ATI RN
RN ATI Capstone Proctored Comprehensive Assessment A
1. A client is undergoing chemotherapy and expresses concern about hair loss. What is the best response?
- A. Reassure the client that hair loss is not permanent.
- B. Provide resources for wigs or hairpieces.
- C. Encourage the client to cut their hair short in advance.
- D. Advise the client that chemotherapy causes temporary hair loss.
Correct answer: D
Rationale: The best response when a client undergoing chemotherapy expresses concern about hair loss is to advise them that chemotherapy causes temporary hair loss. This response provides accurate information to the client about the side effect they are experiencing. Choice A is incorrect because it may provide false reassurance as for some individuals, hair loss can be a challenging experience. Choice B is not the best initial response as addressing the client's concerns and providing information should come first. Choice C is not the most appropriate response as cutting hair short may not necessarily prevent hair loss and does not address the client's concerns about the temporary nature of chemotherapy-induced hair loss.
2. A charge nurse on a medical-surgical unit is preparing to delegate tasks to a licensed practical nurse (LPN). Which of the following tasks should the charge nurse delegate to the LPN?
- A. Administering an oral antibiotic to a client
- B. Performing an admission assessment of a client
- C. Creating new teaching for a guardian of a toddler
- D. Administering IV conscious sedation to a client
Correct answer: A
Rationale: Administering oral antibiotics is within the scope of practice for an LPN and can be safely delegated. LPNs are trained to administer medications, including oral ones. Performing an admission assessment (Choice B) involves critical thinking and comprehensive evaluation, typically done by registered nurses. Creating new teaching material (Choice C) requires specialized knowledge and is usually the responsibility of a nurse with additional training in education.
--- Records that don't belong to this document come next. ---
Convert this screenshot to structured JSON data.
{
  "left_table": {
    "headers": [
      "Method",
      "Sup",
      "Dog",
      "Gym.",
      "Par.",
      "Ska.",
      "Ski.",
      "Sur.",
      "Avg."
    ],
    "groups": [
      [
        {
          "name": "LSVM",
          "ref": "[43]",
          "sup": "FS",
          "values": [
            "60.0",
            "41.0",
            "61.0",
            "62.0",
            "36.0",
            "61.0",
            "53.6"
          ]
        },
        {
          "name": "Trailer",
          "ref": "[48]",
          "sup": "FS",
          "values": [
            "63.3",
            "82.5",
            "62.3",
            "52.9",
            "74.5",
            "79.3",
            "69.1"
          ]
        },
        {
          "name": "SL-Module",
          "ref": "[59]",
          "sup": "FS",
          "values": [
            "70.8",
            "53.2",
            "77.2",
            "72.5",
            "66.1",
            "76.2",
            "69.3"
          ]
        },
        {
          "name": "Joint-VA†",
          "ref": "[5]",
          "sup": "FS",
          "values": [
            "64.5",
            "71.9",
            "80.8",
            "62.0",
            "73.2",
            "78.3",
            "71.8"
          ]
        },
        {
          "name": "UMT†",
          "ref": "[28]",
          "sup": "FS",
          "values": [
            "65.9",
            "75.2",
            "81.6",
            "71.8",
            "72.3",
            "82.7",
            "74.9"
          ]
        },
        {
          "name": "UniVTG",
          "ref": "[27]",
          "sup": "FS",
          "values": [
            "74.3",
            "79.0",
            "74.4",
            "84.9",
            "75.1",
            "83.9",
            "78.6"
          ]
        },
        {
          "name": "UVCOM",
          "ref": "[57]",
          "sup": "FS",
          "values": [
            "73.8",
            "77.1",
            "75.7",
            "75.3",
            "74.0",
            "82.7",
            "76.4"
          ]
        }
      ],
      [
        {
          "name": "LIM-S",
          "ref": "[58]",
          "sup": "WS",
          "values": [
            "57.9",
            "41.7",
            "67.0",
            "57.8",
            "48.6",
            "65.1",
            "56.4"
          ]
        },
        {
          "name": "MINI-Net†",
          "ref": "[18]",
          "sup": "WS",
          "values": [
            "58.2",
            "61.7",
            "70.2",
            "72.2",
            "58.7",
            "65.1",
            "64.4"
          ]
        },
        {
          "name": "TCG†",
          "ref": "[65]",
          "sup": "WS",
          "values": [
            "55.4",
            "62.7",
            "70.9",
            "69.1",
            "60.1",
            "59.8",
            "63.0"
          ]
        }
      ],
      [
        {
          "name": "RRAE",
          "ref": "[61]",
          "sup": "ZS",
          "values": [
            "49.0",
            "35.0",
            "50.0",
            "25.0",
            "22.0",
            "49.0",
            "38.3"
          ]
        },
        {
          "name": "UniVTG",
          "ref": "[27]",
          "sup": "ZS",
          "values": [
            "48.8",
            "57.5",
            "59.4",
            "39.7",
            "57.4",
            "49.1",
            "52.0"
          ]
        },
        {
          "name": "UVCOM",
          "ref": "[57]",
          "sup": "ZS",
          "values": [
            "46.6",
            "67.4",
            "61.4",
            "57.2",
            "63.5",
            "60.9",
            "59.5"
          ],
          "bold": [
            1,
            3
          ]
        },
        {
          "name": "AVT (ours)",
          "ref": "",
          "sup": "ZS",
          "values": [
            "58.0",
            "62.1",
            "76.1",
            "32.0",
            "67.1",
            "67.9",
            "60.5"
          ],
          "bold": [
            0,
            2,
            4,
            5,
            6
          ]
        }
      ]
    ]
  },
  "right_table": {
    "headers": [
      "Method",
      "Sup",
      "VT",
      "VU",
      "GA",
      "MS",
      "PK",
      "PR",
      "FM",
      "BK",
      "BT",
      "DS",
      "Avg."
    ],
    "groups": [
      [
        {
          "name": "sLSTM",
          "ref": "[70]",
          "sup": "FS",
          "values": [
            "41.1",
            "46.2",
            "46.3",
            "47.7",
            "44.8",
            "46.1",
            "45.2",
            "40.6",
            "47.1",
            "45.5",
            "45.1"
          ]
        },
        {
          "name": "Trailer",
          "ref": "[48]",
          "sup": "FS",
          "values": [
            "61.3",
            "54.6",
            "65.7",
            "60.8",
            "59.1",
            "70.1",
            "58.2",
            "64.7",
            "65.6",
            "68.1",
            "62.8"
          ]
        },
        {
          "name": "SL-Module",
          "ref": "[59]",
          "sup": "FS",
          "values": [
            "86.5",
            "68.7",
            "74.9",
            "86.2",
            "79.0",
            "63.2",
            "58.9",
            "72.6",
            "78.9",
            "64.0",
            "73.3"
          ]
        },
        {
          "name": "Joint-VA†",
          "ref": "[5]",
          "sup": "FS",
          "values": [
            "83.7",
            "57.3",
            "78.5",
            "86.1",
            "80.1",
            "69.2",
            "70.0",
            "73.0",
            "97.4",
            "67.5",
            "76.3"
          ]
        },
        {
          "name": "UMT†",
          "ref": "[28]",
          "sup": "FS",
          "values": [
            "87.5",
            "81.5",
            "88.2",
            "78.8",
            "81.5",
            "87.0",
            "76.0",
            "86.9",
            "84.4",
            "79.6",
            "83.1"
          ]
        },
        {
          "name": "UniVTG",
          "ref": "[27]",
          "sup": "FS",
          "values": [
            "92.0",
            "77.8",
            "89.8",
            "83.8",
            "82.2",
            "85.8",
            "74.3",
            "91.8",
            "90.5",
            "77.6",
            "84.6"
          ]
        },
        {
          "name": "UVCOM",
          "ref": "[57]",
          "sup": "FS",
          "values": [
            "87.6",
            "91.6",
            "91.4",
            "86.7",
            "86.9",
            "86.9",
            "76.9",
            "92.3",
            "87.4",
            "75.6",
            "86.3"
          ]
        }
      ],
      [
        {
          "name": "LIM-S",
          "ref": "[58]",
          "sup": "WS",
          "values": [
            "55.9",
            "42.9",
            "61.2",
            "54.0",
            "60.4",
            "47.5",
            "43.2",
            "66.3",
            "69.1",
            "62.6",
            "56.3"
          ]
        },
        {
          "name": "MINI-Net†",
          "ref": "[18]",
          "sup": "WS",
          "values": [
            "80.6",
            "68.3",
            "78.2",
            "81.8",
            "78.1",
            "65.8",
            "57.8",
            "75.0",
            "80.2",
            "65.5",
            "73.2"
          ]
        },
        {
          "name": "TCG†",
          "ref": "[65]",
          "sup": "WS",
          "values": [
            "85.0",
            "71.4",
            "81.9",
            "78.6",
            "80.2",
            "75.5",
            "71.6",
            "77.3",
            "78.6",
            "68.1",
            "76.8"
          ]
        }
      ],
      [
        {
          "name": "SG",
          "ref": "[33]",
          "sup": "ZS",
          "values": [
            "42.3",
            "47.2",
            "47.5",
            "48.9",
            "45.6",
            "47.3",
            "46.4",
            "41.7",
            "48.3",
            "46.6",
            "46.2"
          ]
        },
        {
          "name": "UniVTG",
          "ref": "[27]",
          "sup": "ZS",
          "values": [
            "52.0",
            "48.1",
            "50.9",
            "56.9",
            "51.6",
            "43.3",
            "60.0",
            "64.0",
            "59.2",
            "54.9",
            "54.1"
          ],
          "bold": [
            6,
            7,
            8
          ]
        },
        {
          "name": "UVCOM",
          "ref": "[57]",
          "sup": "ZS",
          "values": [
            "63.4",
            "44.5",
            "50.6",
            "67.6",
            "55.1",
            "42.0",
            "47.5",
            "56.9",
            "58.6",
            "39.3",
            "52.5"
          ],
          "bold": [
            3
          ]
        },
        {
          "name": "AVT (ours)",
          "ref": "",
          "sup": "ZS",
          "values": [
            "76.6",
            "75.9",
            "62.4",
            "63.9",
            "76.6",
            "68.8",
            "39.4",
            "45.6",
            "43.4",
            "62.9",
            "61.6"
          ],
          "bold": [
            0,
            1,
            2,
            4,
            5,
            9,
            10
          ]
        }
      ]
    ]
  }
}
Administering IV conscious sedation (Choice D) is a high-risk task that requires advanced skills and should be performed by a registered nurse or higher-level provider.
3. A nurse is assessing a client who has heart failure and is taking digoxin. The nurse should monitor the client for which of the following manifestations as an indication of digoxin toxicity to report to the provider?
- A. Diarrhea
- B. Vomiting
- C. Ringing in ears
- D. Dizziness
Correct answer: B
Rationale: The correct answer is B: Vomiting. Vomiting is a common sign of digoxin toxicity and should be reported to the healthcare provider. Diarrhea (Choice A) is a more common side effect of digoxin but not typically associated with toxicity. Ringing in the ears (Choice C) is a potential sign of toxicity; however, vomiting is a more immediate concern. Dizziness (Choice D) can occur with digoxin use but is not a specific indicator of toxicity.
4. A healthcare provider is assessing a client who has been using beclomethasone for 2 weeks to manage her asthma. What is the priority to report to the provider?
- A. Sore throat
- B. Cough
- C. Chest tightness
- D. Bronchospasms
Correct answer: D
Rationale: The correct answer is D: Bronchospasms. Bronchospasms can indicate worsening asthma and are considered a severe side effect that requires immediate attention. While sore throat, cough, and chest tightness are also possible side effects of beclomethasone, bronchospasms are of higher concern due to their association with significant respiratory distress and potential exacerbation of asthma symptoms.
5. What is the most important nursing action when caring for a patient with a central venous catheter (CVC)?
- A. Monitor the patient's blood pressure regularly.
- B. Change the CVC dressing every 72 hours.
- C. Flush the CVC with normal saline every shift.
- D. Avoid using the CVC for blood draws.
Correct answer: B
Rationale: The most important nursing action when caring for a patient with a central venous catheter (CVC) is to change the CVC dressing every 72 hours. This practice reduces the risk of infection and ensures the catheter remains secure. Monitoring the patient's blood pressure regularly is important but not the most crucial action when managing a CVC. Flushing the CVC with normal saline is essential but not the most important action. Avoiding using the CVC for blood draws is a good practice, but it is not the most critical nursing action in this scenario.